Acura's 3.2CL was a well-rounded machine: impressive on paper, enjoyable on the road, and a solid performer at the test track. It was roomier and more powerful than the car it replaced, and, in optional trim, it stepped up to match performance wits with the BMW 3 Series coupe but undercut that rival's sticker by thousands. Yet buyers stayed away. The 3.2CL inherited a front-drive luxury/sport-coupe sales decline it couldn't shake, and Acura hasn't offered a similar car since.
The final-generation CL bowed in two models: base 3.2CL at about $28,000 and higher-performance CL Type-S for just under $31,000. Each came loaded with luxury amenities like heated power-adjustable leather seats, moonroof, Bose in-dash CD changer, auto climate control, SportShift five-speed automatic, and Xenon lamps. The only option for either model was a DVD navigation system. For enthusiast drivers, the $2350 premium for a Type-S was a bargain. It bought an additional 35 horsepower, a step up to 17-inch performance tires, firmer shocks/springs/anti-roll bars, and the VSA stability-control system. Interior spiffs included perforated leather seats and steering wheel, metallic-faced instruments, and a Type-S leather shift knob.
Minor changes for 2002 included three new exterior colors and thicker moonroof glass (to reduce wind noise). A freshening in 2003 included slight revisions to the grille and headlamps, rear taillights and exhaust finishers, and titanium-look interior trim on cars with black interiors. OnStar was newly included with the optional satellite navigation system. The big news for what would be the CL's last year was the availability of a close-ratio six-speed manual on the Type-S. That option also included a limited-slip differential in place of the VSA stability control.
There was one recall, and a fairly major one, at that. A cooling problem in the automatic transmissions could lead to gear breakage and lockup. The fix was simple if caught in time, or, if related premature wear was detected, transmissions were replaced under warranty. A few other service bulletins exist--some concerning the transmission issue--but nothing to indicate the CL fell below Acura's reputation for reliability.
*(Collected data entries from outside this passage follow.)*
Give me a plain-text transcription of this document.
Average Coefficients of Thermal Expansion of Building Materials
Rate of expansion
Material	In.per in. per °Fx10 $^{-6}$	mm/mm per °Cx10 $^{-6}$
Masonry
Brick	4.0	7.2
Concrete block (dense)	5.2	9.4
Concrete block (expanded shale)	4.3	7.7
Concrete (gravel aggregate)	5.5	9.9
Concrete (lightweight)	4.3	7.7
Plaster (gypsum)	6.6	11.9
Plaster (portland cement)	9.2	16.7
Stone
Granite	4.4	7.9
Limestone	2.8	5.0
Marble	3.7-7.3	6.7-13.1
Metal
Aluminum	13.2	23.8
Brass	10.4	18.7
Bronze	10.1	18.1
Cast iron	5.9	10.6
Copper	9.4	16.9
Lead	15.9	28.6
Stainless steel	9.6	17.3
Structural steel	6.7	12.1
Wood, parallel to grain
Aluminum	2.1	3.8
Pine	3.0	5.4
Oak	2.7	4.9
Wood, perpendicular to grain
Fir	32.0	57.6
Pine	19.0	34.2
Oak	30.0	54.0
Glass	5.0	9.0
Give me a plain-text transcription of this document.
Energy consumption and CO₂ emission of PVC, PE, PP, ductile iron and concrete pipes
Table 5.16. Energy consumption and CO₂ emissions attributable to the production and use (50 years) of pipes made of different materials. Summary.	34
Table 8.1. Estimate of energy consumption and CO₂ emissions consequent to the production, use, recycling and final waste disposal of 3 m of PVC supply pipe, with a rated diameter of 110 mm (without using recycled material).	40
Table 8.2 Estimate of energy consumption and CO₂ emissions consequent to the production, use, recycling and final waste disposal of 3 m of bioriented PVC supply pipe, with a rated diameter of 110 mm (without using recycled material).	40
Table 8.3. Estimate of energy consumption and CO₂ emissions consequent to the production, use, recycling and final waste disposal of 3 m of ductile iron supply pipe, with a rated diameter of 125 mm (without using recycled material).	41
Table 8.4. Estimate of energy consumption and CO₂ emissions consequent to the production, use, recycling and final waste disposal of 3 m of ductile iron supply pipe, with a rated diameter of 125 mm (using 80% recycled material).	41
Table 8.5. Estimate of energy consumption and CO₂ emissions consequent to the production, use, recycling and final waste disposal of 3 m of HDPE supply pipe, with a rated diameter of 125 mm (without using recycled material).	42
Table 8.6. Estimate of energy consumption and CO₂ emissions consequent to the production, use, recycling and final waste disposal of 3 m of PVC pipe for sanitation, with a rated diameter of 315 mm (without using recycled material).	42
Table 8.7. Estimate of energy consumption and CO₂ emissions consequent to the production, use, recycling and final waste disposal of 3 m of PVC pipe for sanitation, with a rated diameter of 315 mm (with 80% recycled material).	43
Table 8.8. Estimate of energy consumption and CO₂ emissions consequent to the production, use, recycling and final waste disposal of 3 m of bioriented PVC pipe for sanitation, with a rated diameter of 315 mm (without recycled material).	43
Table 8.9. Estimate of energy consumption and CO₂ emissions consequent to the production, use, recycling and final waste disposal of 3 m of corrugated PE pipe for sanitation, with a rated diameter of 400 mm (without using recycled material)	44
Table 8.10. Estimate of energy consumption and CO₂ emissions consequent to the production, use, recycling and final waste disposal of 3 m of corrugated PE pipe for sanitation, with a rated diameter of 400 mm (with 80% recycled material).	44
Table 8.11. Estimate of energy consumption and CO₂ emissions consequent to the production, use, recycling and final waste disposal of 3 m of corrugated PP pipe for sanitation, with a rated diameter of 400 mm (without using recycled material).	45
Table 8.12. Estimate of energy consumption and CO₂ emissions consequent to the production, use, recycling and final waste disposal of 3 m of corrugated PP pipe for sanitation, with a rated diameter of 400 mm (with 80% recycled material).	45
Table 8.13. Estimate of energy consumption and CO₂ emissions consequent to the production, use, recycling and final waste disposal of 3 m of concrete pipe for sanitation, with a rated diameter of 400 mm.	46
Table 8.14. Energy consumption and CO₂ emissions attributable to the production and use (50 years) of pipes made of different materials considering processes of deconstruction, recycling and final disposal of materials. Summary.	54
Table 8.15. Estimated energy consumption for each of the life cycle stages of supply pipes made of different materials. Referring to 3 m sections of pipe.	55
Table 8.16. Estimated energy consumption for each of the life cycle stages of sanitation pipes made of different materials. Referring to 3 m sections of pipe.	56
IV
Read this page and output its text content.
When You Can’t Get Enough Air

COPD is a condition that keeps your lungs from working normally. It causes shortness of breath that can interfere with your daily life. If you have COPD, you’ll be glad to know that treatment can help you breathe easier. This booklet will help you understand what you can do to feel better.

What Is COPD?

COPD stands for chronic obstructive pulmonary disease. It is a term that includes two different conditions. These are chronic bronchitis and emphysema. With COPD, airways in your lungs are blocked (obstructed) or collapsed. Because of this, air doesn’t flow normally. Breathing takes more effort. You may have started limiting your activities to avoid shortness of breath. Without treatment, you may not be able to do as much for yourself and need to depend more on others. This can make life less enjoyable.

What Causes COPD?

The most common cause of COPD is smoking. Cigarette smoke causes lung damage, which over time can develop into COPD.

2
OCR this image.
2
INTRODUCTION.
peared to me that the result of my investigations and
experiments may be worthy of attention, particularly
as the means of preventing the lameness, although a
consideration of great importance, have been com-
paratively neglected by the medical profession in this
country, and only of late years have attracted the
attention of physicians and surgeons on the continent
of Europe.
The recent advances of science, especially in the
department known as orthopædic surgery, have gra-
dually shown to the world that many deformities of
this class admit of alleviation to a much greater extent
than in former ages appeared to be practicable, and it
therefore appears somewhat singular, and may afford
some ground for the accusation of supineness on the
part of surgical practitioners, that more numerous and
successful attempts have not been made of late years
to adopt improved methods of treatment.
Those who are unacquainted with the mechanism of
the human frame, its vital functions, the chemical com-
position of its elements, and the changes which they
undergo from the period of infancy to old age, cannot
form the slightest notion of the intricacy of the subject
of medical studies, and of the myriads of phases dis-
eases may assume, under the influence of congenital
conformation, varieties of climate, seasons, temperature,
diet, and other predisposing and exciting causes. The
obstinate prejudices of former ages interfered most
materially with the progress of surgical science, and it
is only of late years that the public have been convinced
The 260-hp. V6 is smooth, powerful, and refined. The engine note under either acceleration or deceleration is sporty but unobtrusive. Ear plugs will never be needed in the CL, yet the driver and passengers nonetheless are able to enjoy the sound this engine makes. Mileage is rated at 19 city/28 highway, numbers that are easily matched in everyday use. The Bose stereo has an in-dash CD unit that can handle six CDs at a time, six speakers, and steering wheel mounted audio controls. As if this wasn’t enough, items like Xenon high-intensity discharge headlamps, heated seats and outside mirrors, speed-sensing intermittent windshield wipers, automatic climate control, a power tilt/slide sunroof, leather seating surfaces, and one year of On Star are all standard. On the Navi model tested – which comes with a standard DVD-based navigation system – the MSRP, including the $480 destination charge, is a reasonable $33,180. That’s several thousand dollars less than many competitors when similarly equipped, and one good reason Acura is coming off its best sales year to date.
Like their Honda kin, Acuras appeal to buyers looking for unassailable durability, quality, and reliability packaged in an inoffensively sporting wrapper, and endowed with standard equipment levels that make the competition blush. To them the compromises mentioned are minor annoyances in what is otherwise a nearly painless ownership experience. Yet, with just a bit more forethought and effort, the CL could do all this, and stir the soul.